Ohio University police Chief Andrew D. Powers said social media plays a role in organizing large spring block parties near campus, one of which resulted last year in the mayor declaring the area a riot zone when authorities could not get to a house fire because of a large number of people in the streets. The university is also famous for Halloween celebrations, and the school works to minimize high-risk behavior by limiting dorm residents to one guest, who must register, pay a $35 fee and wear a wristband while on campus. Last year, 1,145 guests stayed in the dorms, according to the university.
Powers said Facebook does it make easier for people to plan their attendance and the site has a page devoted to “Fests of Athens,” which enhances the advertising reach of those block parties far beyond word-of-mouth. But, he added that social media is a “double-edged sword.”
“Certainly people tweeting about a situation may draw people to the area to ‘see what’s going on,’” he said.

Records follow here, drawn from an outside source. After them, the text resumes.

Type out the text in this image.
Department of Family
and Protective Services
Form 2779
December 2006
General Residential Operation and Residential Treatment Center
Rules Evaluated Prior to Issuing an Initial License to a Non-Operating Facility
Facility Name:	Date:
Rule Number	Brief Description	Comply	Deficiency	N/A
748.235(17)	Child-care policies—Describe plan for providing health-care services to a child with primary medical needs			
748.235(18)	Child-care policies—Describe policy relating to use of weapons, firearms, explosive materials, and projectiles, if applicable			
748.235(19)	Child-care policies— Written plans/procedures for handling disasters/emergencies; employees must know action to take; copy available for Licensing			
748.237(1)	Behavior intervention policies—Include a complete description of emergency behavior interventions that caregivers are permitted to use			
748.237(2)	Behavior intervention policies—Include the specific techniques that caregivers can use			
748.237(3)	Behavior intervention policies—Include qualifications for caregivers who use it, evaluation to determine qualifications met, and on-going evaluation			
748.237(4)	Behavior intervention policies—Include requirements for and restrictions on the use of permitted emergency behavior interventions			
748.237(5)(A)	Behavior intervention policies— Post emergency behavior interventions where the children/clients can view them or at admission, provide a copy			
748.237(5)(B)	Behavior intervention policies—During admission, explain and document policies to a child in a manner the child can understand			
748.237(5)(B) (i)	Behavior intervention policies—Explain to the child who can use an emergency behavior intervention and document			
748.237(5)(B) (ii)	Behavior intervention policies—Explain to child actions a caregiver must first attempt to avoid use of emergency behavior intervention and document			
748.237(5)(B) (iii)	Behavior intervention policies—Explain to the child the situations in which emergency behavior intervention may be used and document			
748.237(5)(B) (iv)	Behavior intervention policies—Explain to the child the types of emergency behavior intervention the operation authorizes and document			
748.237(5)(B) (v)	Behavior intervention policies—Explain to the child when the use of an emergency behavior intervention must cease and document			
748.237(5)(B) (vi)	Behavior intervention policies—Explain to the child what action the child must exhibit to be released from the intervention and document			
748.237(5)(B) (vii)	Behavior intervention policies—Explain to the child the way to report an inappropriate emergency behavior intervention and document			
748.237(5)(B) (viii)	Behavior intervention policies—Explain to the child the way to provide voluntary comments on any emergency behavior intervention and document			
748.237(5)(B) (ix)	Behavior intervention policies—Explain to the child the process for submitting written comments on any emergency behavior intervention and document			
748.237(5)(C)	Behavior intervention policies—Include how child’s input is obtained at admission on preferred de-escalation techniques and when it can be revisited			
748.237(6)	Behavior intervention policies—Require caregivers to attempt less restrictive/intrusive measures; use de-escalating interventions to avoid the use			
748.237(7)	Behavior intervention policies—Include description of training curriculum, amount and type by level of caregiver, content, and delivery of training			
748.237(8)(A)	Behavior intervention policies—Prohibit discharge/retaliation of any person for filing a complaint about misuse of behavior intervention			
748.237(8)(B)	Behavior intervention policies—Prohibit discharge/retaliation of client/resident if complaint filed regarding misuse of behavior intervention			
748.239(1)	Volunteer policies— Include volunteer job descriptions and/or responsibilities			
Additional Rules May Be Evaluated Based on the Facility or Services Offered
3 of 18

At the same time, there were a large number of tweets during the recent block party, known as Mill Fest. “Most of them were in the vein of, ‘Watch out because there are tons of cops here,’ which may actually have deterred some people from attending,” he said.
“I guess in the final analysis, social media is like any other communication technology — sometimes it will work for us, sometimes against us,” Powers said.
Media expert Jeff Blevins, head of the the University of Cincinnati Department of Journalism, said social media can provide a way for people to organize quickly, but it benefits law enforcement, as well.
“It only takes one tweet to come across for a law enforcement officer to immediately know what’s going on, who’s involved and probably who started it,” Blevins said.
Batzer said this year’s incident at UD should be used as a warning to students next year. But, moving spring break would not squash what is commonly the biggest party on campus, said freshman Erin Straslicka
“No matter what you do, we’re still going to end up celebrating it,” she said.
Blevins said university would have a hard time limiting what students can post on social media, but that they can use those posts to enforce code of conduct violations. UD said in a statement it does not monitor what students post on those sites. Students at universities across the country regularly post about underage drinking and photos of drinking in dorm rooms, some of which can be seen on “passouts” sites that have popped up for many schools, including the University of Dayton.
Students are likely not to think about the consequences of what they post online, “much like they don’t think about the consequences of skipping class,” said Carla Gesell-Streeter, chair of the communication and theater department and professor of a course called Managing Your Digital Profile.
“People think if they delete it, it’s gone. Well, not necessarily,” she said.